Fly fishing is a specialized sport that combines well with those who love exploring remote lakes, rivers and streams. Because fish are attracted to the surface of the water, successful fly fishermen and women can snag sizeable catches even in relatively shallow streams. To find the best fishing spots, a little hiking is worth the effort since remote lakes, brooks and creeks can be delightful places for a peaceful and secluded fishing trip.
How To Fly Fish In the Backcountry
Figuring out how to fish in the backcountry takes some practice, and it’s best to go with a companion whenever straying off the beaten path—but this type of fishing is especially rewarding since the territory you find becomes your own private fishing hole or, more likely, peaceful break from the hustle and bustle. We’ve got some tips to keep you safe on your angler adventure.

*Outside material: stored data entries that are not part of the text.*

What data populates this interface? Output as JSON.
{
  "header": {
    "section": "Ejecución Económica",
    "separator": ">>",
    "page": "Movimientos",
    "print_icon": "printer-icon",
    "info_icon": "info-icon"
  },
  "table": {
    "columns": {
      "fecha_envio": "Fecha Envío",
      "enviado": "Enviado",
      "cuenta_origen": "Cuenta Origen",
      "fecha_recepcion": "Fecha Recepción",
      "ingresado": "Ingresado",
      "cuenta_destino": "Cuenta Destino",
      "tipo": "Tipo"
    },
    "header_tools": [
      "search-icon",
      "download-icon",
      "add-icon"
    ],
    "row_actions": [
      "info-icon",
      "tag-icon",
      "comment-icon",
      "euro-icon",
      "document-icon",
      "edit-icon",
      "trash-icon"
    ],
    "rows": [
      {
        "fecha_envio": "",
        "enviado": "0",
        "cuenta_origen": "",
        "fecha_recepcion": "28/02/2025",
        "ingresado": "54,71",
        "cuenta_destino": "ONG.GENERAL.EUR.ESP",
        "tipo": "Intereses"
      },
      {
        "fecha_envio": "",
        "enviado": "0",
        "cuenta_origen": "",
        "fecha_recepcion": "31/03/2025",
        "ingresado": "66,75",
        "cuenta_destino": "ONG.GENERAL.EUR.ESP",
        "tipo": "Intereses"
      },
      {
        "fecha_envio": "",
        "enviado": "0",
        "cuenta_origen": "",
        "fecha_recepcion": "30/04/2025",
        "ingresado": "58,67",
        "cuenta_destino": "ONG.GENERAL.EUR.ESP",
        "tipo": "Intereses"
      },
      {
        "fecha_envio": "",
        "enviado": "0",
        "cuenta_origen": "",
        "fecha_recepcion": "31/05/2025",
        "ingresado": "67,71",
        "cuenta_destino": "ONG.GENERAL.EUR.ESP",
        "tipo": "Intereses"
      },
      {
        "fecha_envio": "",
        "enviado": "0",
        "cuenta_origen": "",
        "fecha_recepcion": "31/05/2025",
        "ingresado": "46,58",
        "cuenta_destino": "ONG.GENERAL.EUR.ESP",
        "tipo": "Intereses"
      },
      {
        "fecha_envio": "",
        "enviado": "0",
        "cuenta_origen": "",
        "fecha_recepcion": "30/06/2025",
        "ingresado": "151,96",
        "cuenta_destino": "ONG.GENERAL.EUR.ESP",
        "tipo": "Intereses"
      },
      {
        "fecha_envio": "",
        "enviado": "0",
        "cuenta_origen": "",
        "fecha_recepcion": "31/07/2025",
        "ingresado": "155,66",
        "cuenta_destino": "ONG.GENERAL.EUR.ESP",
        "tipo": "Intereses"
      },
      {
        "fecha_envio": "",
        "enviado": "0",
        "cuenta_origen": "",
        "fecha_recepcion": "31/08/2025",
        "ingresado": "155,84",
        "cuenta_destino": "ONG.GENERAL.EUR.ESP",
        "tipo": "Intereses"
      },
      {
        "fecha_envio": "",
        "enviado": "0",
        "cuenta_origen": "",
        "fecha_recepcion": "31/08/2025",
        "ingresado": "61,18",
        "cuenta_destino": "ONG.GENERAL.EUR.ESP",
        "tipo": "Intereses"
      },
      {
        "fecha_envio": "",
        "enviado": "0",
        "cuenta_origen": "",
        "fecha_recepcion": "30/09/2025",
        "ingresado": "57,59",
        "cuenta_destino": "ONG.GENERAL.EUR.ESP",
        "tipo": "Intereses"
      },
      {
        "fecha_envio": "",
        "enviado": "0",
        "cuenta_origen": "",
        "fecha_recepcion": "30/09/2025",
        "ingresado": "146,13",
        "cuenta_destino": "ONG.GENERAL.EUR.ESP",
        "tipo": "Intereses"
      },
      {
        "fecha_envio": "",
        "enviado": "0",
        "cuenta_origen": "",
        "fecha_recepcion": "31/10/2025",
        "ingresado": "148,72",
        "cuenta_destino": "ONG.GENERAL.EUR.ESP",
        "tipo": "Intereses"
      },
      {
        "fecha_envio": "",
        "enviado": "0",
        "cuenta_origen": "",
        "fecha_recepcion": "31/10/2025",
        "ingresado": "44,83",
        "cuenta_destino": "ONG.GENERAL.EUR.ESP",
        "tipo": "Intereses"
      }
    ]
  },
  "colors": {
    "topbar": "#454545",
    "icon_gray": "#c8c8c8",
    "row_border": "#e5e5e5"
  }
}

1. Prepare, plan and communicate.
In any hike into the backcountry, always take necessary survival gear—especially if going alone. This includes sufficient water, even if you are hiking to a known water source. A topographical map and compass are both necessary. Think through how long it will take to reach the river or stream you’ve identified on your topo map, and the likely water levels based on climate conditions and winter run-off. The web is full of lists about what gear to take when trekking into the wilderness, but always tell someone where you plan to go (or at least where you plan to park) and your timeframe for returning. Discovering how to fish in the backcountry means perfecting the art of getting lost, at times. Even if you are planning on driving and hiking the last few hundred feet, always tell someone where you are heading
2. Start small.
Choose territory in your comfort zone while you are still practicing how to fish in the backcountry. You may not need to hike long distances into rough wilderness to find that perfect stream. As you become more comfortable with fly fishing as well as the gear and the conditions necessary for success, your confidence in long hikes and seeking out less crowded areas will increase. In other words, a little backcountry goes a long way.
3. Take necessary, and extra, fishing gear.
Once you’ve determined where to go and made a plan about how to get there, you’ll need to bring a variety of flies that are right for the conditions. Since you are carrying everything, and can’t always predict the exact fly you’ll need, take a variety. In streams and brooks dry flies are a must, but if your destination is a remote lake you will want to carry both wet and dry flies. Take extra fly lines, leaders and essential gear so you don’t find yourself lacking in the basics.
When you reach your stream or lake your first goal is to observe how and where the fish are feeding. Take some time to figure out the best spot to set up— even if it means a little more hiking. Learning how to fish in the backcountry requires adapting to fresh territory. Look for river banks, runs toward pools of water, boulders and other large obstructions like trees, and breaks or seams in the current. These are the places fish are often hiding.
5. Mark your spot.
If you have a successful day, make a note on your topo map of the location and take notes on the day, season, conditions, and what you caught. If you love fly fishing, you are likely to visit dozens of spots and you’ll want to recall the areas where you found success.